Three, supposing that he didn’t plummet directly to his death should he succeed at the escape attempt, how would he get to Ariel? At least they were staying together this way, headed toward the same fate.
He just hoped that fate didn’t include being torn apart by monstrous bird beaks, gobbled up and regurgitated to their spawn.
So, Maximus did nothing but dangle for the duration of his involuntary flight.
After some minutes, in which the eagles must have covered many miles, they began to descend toward a snow-covered plateau with a small lake in the center.
All around it rose jagged cliffs that shielded the enclave from view. No one would know it was there unless they hovered directly above it. It looked like it might have been a volcano once, now at rest and frozen over for tens of thousands of years.
The eagles flapped their massive wings to slow their downward spiral.

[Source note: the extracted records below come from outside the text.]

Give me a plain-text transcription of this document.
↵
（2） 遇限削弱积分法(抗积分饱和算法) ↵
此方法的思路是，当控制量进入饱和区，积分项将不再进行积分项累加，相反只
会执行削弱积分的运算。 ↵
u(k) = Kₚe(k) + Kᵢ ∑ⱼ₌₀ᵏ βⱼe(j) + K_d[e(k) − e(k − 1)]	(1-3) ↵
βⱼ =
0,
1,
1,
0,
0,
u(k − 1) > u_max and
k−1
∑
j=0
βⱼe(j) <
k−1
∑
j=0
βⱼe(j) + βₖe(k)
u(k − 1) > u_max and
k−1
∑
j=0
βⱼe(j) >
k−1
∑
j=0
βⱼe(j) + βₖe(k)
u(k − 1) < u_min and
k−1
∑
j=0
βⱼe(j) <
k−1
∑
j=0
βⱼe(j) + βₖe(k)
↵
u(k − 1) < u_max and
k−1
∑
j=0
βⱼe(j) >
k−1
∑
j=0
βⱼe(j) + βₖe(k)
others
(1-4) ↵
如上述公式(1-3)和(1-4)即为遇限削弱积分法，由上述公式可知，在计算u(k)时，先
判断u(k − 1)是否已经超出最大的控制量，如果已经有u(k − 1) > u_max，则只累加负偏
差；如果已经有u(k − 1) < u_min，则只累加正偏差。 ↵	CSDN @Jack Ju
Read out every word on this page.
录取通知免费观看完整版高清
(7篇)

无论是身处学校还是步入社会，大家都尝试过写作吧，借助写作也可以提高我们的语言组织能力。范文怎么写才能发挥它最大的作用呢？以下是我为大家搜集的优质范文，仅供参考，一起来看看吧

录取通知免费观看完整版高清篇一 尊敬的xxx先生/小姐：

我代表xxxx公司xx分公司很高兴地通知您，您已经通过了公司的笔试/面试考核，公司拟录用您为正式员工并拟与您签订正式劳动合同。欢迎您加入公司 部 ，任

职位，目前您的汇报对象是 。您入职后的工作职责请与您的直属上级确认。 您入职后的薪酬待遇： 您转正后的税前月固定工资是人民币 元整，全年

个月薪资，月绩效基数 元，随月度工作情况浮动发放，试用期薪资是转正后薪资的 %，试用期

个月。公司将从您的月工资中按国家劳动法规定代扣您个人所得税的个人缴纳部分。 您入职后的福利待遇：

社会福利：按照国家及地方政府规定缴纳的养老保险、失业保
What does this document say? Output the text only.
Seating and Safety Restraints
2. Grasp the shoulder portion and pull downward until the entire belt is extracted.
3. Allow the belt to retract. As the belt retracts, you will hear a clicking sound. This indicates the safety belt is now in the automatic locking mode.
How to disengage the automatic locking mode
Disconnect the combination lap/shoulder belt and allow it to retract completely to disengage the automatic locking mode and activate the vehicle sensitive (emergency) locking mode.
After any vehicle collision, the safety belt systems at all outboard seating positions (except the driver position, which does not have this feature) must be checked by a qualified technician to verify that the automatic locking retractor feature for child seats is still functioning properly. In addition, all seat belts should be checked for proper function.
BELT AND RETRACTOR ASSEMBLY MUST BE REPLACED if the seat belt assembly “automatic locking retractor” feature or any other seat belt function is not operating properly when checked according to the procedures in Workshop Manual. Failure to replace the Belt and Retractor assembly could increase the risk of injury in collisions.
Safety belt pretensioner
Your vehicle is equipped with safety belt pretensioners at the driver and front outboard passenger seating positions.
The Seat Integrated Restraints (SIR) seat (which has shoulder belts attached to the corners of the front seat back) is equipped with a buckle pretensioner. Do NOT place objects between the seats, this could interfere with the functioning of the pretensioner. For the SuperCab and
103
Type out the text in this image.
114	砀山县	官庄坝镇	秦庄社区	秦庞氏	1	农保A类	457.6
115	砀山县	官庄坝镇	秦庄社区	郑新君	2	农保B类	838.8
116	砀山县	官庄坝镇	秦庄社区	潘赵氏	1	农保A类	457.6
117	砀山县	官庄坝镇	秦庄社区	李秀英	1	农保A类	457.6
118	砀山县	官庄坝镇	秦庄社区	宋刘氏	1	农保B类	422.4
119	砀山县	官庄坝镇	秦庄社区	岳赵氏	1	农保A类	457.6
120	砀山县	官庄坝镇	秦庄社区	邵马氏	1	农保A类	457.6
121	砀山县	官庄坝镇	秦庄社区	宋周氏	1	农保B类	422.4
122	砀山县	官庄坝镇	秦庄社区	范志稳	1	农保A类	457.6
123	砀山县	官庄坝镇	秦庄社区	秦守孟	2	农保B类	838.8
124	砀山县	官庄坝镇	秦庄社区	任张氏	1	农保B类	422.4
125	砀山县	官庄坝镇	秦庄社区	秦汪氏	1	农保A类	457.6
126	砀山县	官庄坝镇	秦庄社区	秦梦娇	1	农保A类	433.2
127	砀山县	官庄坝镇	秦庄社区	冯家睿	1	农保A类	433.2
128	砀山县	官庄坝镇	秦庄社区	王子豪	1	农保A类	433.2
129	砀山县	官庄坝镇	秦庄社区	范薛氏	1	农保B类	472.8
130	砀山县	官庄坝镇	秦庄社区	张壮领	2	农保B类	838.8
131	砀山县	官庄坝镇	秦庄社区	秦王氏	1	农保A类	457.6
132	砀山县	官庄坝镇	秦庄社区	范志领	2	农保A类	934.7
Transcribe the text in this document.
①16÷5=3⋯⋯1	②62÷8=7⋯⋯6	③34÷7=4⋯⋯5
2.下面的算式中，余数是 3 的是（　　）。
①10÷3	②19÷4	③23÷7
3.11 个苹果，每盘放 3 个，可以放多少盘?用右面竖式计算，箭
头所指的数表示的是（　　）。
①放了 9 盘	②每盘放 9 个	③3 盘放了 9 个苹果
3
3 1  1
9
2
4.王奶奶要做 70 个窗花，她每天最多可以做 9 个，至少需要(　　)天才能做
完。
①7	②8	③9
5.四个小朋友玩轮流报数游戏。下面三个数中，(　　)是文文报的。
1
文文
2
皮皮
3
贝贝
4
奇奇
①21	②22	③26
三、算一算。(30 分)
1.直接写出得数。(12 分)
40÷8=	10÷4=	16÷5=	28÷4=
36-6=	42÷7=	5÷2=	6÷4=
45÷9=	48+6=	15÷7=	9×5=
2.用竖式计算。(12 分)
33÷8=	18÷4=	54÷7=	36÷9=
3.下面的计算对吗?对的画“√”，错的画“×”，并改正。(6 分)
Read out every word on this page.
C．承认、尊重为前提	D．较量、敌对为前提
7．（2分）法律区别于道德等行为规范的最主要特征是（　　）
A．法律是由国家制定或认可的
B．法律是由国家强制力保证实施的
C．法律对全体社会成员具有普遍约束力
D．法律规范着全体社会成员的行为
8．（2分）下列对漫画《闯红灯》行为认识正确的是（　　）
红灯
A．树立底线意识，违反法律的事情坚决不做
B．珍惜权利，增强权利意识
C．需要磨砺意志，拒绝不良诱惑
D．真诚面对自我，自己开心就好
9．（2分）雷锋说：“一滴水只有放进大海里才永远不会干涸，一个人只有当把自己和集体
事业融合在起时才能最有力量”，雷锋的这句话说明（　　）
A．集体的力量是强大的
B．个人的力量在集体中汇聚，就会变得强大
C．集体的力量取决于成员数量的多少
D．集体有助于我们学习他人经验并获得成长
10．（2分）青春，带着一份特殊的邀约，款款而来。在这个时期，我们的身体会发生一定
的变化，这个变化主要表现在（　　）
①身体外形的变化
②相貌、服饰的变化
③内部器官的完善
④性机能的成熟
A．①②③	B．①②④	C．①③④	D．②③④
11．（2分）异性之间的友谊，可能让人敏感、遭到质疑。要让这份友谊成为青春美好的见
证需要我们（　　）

About twenty feet from the ground, they abruptly opened their talons.
Maximus ducked and rolled, and saw that Ariel did the same. They managed to land without injury a few yards away from each other.
He saw that she still had her mean-looking knife, though she also wisely decided not to use it while held captive mid-air to attempt escape.
She looked like she was ready and willing to use it now, her stance aggressive, her fists ready for battle, the knife gripped in her left hand, curved blade pointed down.
But almost immediately, they saw that they were outnumbered and outmatched, completely surrounded.